Doting, the last of Henry Green's novels, is, as its title would suggest, a story of yearning and lusting and aging in which a wife and a brash young woman run hilarious circles around a hapless hardworking civil servant suddenly seized by long-dormant urges. Like its immediate predecessor, Nothing, it stands out from the rest of Green's work in its brilliant, experimental use of dialogue. Green was fascinated with the extravagance, ambiguity, absurdity, and unintentional implications and consequences of everyday human communication, and in Doting language slips and slides the better to reveal the absurdity and persistence of love and desire, exciting laughter while troubling the heart.
About the Author
Henry Green (1905-1973) was the pen name of Henry Vincent Yorke. Born near Tewkesbury in Gloucestershire, England, he was educated at Eton and Oxford and went on to become the managing director of his family's engineering business, writing novels in his spare time.
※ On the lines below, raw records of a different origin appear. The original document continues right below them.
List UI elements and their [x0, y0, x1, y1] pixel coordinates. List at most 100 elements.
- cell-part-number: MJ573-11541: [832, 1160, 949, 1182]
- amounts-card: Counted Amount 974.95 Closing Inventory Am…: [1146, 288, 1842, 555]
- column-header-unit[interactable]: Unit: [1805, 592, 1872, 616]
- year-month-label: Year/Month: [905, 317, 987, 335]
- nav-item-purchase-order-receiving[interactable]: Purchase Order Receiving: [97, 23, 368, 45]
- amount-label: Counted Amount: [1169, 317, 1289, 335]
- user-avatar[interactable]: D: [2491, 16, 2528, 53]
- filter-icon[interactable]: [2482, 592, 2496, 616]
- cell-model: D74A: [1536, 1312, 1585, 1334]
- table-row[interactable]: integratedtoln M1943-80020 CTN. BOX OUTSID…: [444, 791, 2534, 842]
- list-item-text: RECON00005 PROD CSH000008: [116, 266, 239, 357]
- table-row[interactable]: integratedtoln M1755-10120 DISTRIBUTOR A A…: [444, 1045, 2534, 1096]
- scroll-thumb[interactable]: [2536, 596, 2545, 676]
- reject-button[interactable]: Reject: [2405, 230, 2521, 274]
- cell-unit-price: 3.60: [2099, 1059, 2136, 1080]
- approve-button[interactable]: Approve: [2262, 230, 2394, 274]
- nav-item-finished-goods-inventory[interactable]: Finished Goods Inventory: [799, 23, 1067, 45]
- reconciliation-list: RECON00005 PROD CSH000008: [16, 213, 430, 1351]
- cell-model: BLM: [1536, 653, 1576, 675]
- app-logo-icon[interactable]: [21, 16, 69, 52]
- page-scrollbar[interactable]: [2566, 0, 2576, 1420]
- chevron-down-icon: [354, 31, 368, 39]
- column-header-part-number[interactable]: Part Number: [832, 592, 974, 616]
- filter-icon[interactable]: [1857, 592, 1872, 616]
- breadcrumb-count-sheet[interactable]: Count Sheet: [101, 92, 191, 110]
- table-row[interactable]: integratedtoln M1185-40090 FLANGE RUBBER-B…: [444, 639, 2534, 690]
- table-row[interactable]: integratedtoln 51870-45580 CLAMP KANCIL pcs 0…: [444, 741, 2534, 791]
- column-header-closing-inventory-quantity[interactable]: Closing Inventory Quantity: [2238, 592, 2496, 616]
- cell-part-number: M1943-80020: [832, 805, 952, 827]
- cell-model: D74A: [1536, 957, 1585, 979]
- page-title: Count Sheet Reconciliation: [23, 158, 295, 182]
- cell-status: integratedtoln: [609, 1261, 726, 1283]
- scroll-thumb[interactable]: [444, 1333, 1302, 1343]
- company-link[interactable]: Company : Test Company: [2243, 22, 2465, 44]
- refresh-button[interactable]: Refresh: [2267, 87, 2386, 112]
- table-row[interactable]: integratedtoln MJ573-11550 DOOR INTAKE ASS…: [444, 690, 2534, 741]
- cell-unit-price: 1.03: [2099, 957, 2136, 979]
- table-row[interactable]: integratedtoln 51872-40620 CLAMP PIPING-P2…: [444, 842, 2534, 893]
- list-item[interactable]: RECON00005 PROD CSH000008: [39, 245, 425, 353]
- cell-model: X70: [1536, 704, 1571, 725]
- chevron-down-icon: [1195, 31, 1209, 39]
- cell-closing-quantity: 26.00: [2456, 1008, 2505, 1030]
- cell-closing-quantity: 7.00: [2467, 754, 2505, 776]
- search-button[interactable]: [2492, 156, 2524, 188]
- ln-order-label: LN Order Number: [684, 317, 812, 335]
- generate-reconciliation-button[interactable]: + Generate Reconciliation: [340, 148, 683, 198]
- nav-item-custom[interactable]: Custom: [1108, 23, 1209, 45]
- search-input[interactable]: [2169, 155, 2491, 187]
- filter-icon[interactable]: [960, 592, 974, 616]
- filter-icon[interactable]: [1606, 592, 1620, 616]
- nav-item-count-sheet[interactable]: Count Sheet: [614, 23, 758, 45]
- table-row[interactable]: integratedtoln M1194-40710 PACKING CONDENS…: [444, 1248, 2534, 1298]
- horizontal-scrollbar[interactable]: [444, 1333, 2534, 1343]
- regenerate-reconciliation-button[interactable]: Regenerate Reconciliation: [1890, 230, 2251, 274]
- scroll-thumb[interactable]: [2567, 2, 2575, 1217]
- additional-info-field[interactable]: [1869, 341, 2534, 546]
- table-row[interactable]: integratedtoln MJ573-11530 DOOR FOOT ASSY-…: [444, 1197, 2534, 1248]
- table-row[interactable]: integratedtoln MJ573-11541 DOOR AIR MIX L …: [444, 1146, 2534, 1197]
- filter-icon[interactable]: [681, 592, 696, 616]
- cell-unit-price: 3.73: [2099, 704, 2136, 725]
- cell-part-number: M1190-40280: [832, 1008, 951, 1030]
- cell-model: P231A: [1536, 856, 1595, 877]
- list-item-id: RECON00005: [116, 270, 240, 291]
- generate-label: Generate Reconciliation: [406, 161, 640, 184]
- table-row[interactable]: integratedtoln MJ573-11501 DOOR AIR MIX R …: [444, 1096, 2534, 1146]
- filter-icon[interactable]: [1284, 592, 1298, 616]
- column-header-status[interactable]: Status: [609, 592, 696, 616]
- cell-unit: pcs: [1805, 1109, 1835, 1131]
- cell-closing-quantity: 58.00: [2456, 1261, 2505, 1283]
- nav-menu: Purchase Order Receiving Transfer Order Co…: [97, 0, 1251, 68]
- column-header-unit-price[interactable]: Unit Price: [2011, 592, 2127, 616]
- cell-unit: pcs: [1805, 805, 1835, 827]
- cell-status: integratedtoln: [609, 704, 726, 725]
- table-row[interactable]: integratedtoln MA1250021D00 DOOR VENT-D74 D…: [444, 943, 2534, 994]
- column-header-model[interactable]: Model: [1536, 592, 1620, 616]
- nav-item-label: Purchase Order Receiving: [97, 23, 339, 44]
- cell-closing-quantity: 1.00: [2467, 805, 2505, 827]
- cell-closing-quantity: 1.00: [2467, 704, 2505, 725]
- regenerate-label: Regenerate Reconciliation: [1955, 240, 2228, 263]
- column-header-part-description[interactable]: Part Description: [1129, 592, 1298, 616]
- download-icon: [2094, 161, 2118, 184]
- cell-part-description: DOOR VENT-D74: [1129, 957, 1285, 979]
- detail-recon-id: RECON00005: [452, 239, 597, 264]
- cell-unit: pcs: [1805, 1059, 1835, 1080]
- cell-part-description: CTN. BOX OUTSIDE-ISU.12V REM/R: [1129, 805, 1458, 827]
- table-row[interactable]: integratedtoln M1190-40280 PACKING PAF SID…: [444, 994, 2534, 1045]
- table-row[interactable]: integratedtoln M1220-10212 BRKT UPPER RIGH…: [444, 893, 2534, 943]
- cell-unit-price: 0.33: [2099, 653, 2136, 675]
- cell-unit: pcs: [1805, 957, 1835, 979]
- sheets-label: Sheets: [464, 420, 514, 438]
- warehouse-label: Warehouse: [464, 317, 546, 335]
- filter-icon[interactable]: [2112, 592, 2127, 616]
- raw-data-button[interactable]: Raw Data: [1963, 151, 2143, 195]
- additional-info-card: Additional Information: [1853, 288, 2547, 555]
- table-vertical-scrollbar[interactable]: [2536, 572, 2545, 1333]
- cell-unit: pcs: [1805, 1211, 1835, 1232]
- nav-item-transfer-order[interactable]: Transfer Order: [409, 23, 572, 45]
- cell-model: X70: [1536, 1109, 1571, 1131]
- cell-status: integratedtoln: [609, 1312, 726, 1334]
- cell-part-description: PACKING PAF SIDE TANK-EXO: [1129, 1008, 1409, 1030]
His first novel, Blindness (1926), was written while he was at Oxford. He married in 1929 and had one son, and during the Second World War served in the Auxiliary Fire Service. Between 1926 and 1952 he wrote nine novels--Blindness, Living, Party Going, Caught, Loving, Back, Concluding, Nothing, and Doting--and a memoir, Pack My Bag. Michael Gorra is the author of, among other books, The Bells in Their Silence: Travels through Germany and Portrait of a Novel: Henry James and the Making of an American Masterpiece, a finalist for the Pulitzer Prize. He teaches English at Smith College.